The WARC files are from the Common Crawl. A sample:
WARC-Type: response
WARC-Date: 2018-12-09T20:26:32Z
WARC-Record-ID: <urn:uuid:5e578aa4-4ec1-4b48-a3ff-cc0a154660f8>
<!DOCTYPE HTML PUBLIC "-//W3C//DTD HTML 4.0 Transitional//EN">
<head>
<meta http-equiv="Content-Type" content="text/html; charset=windows-1251">
<meta http-equiv="Content
Environment: I am using C++ on VS 2019 in Windows. I prefer not to use special libraries. I looked at mapping the file in memory but someone said it is not as fast when you are simply parsing the file sequentially. Because I am in windows, I get a nice GUI but I also get all the Unicode mess.
Desired output of the parse: I have an output file where I want to save most of the text and some of the tags. I will be discarding most of the input. Some warc tags signal to the parser that it can skip ahead say 500 characters. For example, any "WARC-Type" other than "WARC-Type: response" can skip ahead a known amount.
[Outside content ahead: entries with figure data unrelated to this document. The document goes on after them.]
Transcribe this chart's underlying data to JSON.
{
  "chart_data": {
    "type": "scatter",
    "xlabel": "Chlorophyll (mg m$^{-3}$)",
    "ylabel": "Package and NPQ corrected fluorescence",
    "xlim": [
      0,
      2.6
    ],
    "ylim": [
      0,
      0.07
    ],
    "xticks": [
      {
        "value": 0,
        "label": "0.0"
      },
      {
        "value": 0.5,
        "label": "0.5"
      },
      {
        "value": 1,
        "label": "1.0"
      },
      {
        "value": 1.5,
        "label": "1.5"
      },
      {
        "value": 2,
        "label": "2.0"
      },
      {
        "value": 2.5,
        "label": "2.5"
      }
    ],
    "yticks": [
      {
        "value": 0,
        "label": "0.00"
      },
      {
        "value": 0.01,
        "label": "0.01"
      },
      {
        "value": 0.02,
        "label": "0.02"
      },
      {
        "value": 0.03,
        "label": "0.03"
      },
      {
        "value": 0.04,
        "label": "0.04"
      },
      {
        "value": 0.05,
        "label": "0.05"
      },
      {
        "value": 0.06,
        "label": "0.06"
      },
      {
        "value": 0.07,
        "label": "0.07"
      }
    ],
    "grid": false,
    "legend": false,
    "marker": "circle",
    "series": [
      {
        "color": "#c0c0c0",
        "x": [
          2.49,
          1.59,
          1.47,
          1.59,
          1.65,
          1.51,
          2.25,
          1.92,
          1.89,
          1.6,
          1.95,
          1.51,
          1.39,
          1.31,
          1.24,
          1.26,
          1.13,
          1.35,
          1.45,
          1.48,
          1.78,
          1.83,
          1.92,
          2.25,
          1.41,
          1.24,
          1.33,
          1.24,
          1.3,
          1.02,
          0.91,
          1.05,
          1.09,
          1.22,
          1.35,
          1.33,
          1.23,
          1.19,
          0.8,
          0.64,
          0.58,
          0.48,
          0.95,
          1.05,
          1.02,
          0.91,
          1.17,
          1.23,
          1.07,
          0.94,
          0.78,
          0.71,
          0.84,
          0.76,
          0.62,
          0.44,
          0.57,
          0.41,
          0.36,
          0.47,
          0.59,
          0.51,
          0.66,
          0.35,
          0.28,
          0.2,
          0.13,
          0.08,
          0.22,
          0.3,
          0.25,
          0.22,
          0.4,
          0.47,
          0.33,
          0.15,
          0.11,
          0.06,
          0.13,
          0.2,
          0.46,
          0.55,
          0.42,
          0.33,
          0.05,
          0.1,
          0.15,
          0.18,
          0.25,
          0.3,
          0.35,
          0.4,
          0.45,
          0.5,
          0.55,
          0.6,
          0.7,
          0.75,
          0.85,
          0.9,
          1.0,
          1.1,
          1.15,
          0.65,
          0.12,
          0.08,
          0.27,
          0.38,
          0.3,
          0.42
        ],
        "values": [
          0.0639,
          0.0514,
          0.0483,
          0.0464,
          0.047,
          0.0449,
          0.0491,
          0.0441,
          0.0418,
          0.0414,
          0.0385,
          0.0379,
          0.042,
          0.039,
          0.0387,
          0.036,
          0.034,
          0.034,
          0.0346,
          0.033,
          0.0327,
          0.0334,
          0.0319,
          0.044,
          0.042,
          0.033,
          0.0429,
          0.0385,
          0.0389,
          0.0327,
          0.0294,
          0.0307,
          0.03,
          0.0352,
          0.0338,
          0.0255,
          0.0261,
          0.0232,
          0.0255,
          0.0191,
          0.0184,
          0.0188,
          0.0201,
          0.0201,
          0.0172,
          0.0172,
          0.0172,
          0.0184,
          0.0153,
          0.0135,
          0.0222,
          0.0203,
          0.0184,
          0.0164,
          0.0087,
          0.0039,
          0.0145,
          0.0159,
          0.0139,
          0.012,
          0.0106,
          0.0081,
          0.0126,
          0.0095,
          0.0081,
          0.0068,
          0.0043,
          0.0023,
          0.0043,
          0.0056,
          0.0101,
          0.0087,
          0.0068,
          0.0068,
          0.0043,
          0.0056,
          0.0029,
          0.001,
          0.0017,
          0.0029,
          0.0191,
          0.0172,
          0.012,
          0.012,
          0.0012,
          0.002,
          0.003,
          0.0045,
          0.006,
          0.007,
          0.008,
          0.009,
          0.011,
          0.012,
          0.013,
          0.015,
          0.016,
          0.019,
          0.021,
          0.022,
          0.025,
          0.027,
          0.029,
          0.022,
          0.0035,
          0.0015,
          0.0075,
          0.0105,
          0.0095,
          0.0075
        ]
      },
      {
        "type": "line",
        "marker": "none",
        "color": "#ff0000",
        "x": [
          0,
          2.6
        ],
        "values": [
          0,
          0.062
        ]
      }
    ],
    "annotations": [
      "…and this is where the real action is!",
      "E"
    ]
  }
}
What I have tried: reading the file into a heap buffer and then slicing the buffer using a sliding window. skip/save based on content of window. Able to catch a tag that spans buffers. Eventually I will use things like regex and string::find to match tags and text.
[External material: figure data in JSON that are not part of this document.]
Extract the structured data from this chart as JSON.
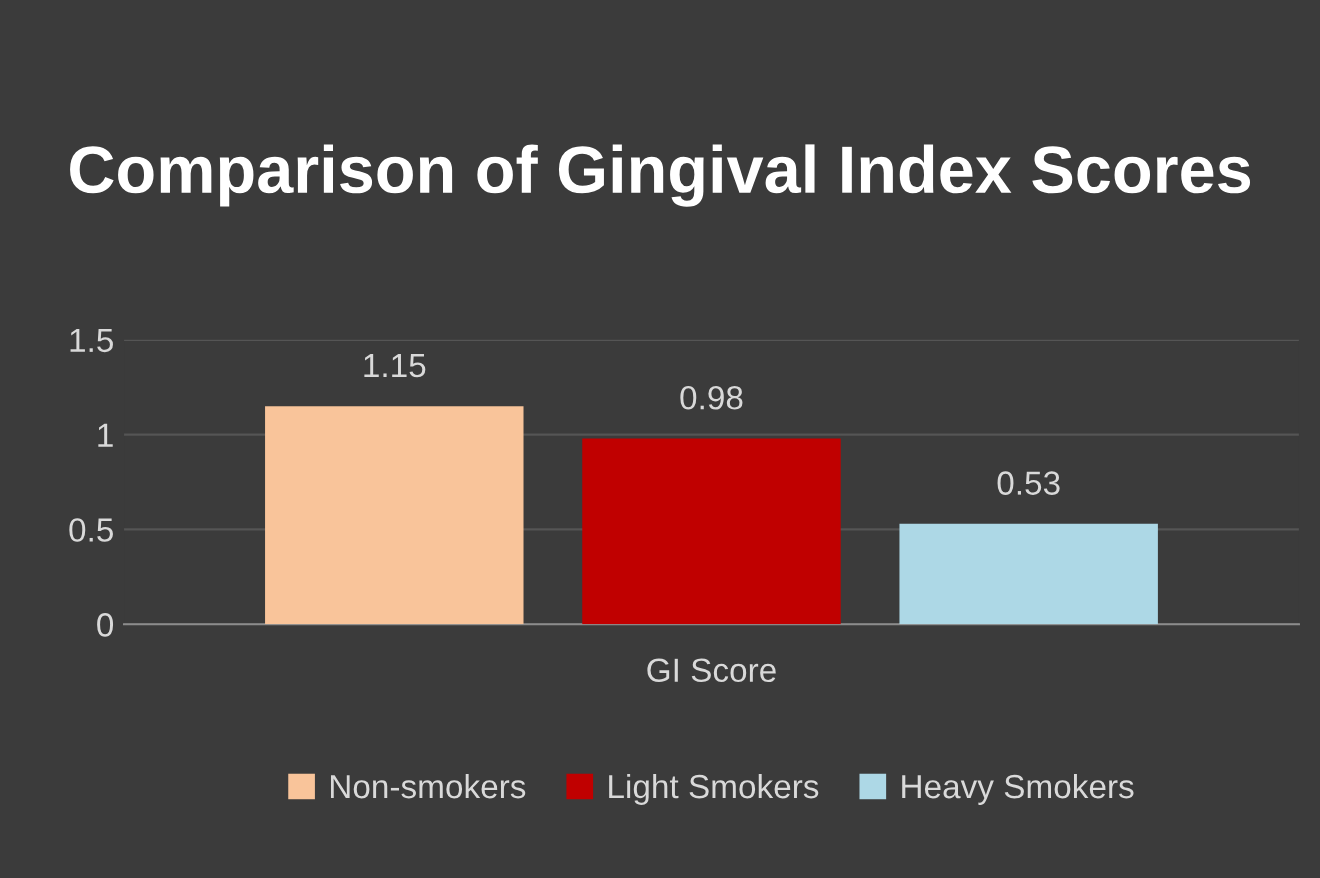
{
  "chart_data": {
    "type": "bar",
    "title": "Comparison of Gingival Index Scores",
    "categories": [
      "GI Score"
    ],
    "series": [
      {
        "name": "Non-smokers",
        "color": "#f9c49a",
        "values": [
          1.15
        ]
      },
      {
        "name": "Light Smokers",
        "color": "#c00000",
        "values": [
          0.98
        ]
      },
      {
        "name": "Heavy Smokers",
        "color": "#add8e6",
        "values": [
          0.53
        ]
      }
    ],
    "ylim": [
      0,
      1.5
    ],
    "yticks": [
      0,
      0.5,
      1,
      1.5
    ],
    "grid": "y",
    "legend": "bottom",
    "data_labels": true
  }
}
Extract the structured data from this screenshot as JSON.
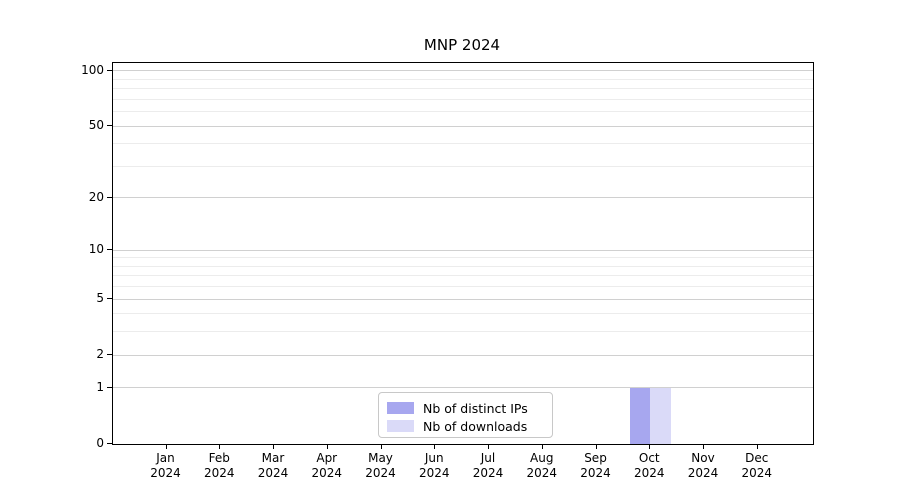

The big problem: Unicode. The file is UTF-8 with all kinds of interesting characters as you can imagine. I use MultiByteToWideChar. If I only convert the window, I don't use as much memory but I run into problems with text lining up. 15 characters of UTF-8 does not produce 15 characters of ANSI. Depending on my multibtyetowidechar flags, size, etc. I get text skipped, decode errors, etc. If I convert the entire buffer and then slice into a window, I am using twice as much memory. not that big of a deal but it seems inefficient.
BOOL pageActive = FALSE;
BOOL xml = FALSE;
#define MAXBUFFERSIZE 1024
#define MAXTAGSIZE 64
DWORD windowStart = 0; DWORD windowEnd = 15; DWORD windowSize = 15;
DWORD bufferSize = MAXBUFFERSIZE;
_int64 fileRemaining;
HANDLE hFile;
DWORD dwBytesRead = 0;
LARGE_INTEGER dwPosition;
TCHAR* buffer;
hFile = CreateFile(
inputFilePath, // file to open
GENERIC_READ, // open for reading
FILE_SHARE_READ, // share for reading
NULL, // default security
OPEN_EXISTING, // existing file only
FILE_ATTRIBUTE_NORMAL, // normal file | FILE_FLAG_OVERLAPPED
NULL); // no attr. template
if (hFile == INVALID_HANDLE_VALUE)
{
DisplayErrorBox((LPWSTR)L"CreateFile");
return 0;
}
LARGE_INTEGER size;
GetFileSizeEx(hFile, &size);
_int64 fileSize = (__int64)size.QuadPart;
if(fileSize > MAXBUFFERSIZE){buffer = new TCHAR[MAXBUFFERSIZE];}
else{buffer = new TCHAR[fileSize];}
fileRemaining = fileSize;
while (fileRemaining) // outer loop
{
if (bufferSize > fileRemaining)
bufferSize = fileRemaining;
if (FALSE == ReadFile(hFile, buffer, bufferSize -1, &dwBytesRead, NULL))
{
sendToReportWindow(L"file read failed\n");
CloseHandle(hFile);
return 0;
}
fileRemaining -= bufferSize;
while (windowEnd < bufferSize) //inner loop. while unused data remains in buffer
{
windowSize = windowEnd - windowStart;
wstring str;
for (int i = windowStart; i <= windowEnd; i++) {
str.append(&buffer[i]);
}
str[windowEnd] = '\0';
TCHAR converted[MAXTAGSIZE] = { 0 };
MultiByteToWideChar(CP_ACP, MB_COMPOSITE, (LPCCH)str.c_str(), -1, converted, MAXTAGSIZE);
sendToReportWindow(L"windowStart:%d windowEnd:%d converted:%s\n", windowStart, windowEnd, converted);
// skip these sections and continue to build the window unless there are sufficient characters in the window to make it worth checking its content.
// to do: WARC page state (use regex and string::find)
// allow skipping ~500 chars in some cases
// to do: XML tags/text
// keep track of tags that span multiple buffers
windowStart = windowEnd;
windowEnd++;
} // inner loop
delete [] buffer;
} // outer loop